Question

find the derivative of the following function.
y = \frac{\csc w}{1 + \csc w}
\frac{dy}{dw}=\square

Explanation:

Step1: Recall quotient - rule

The quotient - rule states that if $y=\frac{u}{v}$, then $y^\prime=\frac{u^\prime v - uv^\prime}{v^{2}}$. Here, $u = \csc w$, $v=1 + \csc w$.

Step2: Find $u^\prime$ and $v^\prime$

The derivative of $\csc w$ is $-\csc w\cot w$. So, $u^\prime=-\csc w\cot w$ and $v^\prime=-\csc w\cot w$.

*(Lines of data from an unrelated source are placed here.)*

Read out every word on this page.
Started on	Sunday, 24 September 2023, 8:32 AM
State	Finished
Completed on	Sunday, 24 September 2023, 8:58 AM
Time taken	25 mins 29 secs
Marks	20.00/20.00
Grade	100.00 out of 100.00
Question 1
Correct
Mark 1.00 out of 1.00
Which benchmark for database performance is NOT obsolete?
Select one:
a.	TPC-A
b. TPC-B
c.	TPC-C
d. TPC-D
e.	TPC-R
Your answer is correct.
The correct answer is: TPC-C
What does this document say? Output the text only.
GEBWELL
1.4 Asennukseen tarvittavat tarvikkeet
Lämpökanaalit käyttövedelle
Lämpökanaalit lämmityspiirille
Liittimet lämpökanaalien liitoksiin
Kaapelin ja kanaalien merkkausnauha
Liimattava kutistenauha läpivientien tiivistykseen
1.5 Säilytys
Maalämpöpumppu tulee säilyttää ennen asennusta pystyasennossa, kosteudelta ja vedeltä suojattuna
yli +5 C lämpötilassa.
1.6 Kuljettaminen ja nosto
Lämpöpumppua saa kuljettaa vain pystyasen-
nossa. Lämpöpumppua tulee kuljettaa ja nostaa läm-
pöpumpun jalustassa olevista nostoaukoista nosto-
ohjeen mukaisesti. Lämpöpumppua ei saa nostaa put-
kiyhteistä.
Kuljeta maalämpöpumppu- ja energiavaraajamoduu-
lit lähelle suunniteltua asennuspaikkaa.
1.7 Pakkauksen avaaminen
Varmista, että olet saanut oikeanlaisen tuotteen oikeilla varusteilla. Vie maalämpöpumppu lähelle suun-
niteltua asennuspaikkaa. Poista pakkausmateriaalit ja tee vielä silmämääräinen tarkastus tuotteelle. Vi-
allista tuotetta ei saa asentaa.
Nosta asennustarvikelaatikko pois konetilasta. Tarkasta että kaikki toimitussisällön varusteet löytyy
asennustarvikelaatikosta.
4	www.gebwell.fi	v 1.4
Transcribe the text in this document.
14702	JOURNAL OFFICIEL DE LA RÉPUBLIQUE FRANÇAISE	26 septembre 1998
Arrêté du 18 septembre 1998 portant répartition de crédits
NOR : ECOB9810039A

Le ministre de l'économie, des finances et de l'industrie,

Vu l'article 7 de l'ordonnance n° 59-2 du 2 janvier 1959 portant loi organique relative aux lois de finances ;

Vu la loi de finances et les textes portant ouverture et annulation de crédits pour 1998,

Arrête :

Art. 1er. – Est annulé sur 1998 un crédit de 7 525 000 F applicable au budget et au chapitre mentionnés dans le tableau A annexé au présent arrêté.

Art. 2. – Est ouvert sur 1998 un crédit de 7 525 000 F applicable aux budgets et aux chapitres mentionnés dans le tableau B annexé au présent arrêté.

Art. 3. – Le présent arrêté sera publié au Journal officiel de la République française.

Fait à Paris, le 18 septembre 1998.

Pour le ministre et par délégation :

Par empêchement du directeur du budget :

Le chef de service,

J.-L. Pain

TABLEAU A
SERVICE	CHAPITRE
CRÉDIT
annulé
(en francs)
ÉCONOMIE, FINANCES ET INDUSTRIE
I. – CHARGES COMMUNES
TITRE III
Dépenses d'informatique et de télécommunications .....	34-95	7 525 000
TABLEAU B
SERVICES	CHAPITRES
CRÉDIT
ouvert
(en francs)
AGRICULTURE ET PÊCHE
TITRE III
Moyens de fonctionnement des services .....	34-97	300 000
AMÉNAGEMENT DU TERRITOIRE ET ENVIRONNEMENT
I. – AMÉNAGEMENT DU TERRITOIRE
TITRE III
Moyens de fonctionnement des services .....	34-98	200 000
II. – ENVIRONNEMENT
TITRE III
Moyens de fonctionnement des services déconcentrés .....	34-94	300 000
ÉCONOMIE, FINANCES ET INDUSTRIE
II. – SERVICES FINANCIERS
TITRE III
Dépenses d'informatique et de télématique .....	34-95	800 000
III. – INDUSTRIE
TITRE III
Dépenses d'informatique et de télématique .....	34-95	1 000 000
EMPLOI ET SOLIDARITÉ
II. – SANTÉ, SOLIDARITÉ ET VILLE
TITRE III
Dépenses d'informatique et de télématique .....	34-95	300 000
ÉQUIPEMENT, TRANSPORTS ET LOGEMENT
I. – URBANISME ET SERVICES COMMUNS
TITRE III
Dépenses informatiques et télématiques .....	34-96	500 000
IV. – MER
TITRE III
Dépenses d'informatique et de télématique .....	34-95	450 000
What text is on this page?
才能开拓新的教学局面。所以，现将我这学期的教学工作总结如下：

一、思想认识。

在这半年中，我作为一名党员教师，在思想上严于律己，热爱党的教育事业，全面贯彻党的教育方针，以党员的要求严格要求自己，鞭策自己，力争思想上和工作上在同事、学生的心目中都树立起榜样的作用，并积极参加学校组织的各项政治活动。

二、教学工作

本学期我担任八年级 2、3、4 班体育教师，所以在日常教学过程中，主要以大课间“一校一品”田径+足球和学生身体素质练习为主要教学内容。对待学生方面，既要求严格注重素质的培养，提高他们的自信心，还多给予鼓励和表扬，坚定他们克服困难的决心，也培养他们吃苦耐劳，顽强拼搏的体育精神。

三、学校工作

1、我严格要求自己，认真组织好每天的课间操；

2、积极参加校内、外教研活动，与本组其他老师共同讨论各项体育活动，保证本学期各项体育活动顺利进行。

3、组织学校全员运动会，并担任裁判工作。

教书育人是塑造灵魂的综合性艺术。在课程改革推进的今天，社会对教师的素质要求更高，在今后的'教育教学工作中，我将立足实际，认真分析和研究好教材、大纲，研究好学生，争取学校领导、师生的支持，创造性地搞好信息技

Step3: Apply the quotient - rule

\[

$$\begin{align*} \frac{dy}{dw}&=\frac{(-\csc w\cot w)(1 + \csc w)-\csc w(-\csc w\cot w)}{(1 + \csc w)^{2}}\\ &=\frac{-\csc w\cot w-\csc^{2}w\cot w+\csc^{2}w\cot w}{(1 + \csc w)^{2}}\\ &=\frac{-\csc w\cot w}{(1 + \csc w)^{2}} \end{align*}$$

\]

Answer:

$\frac{-\csc w\cot w}{(1 + \csc w)^{2}}$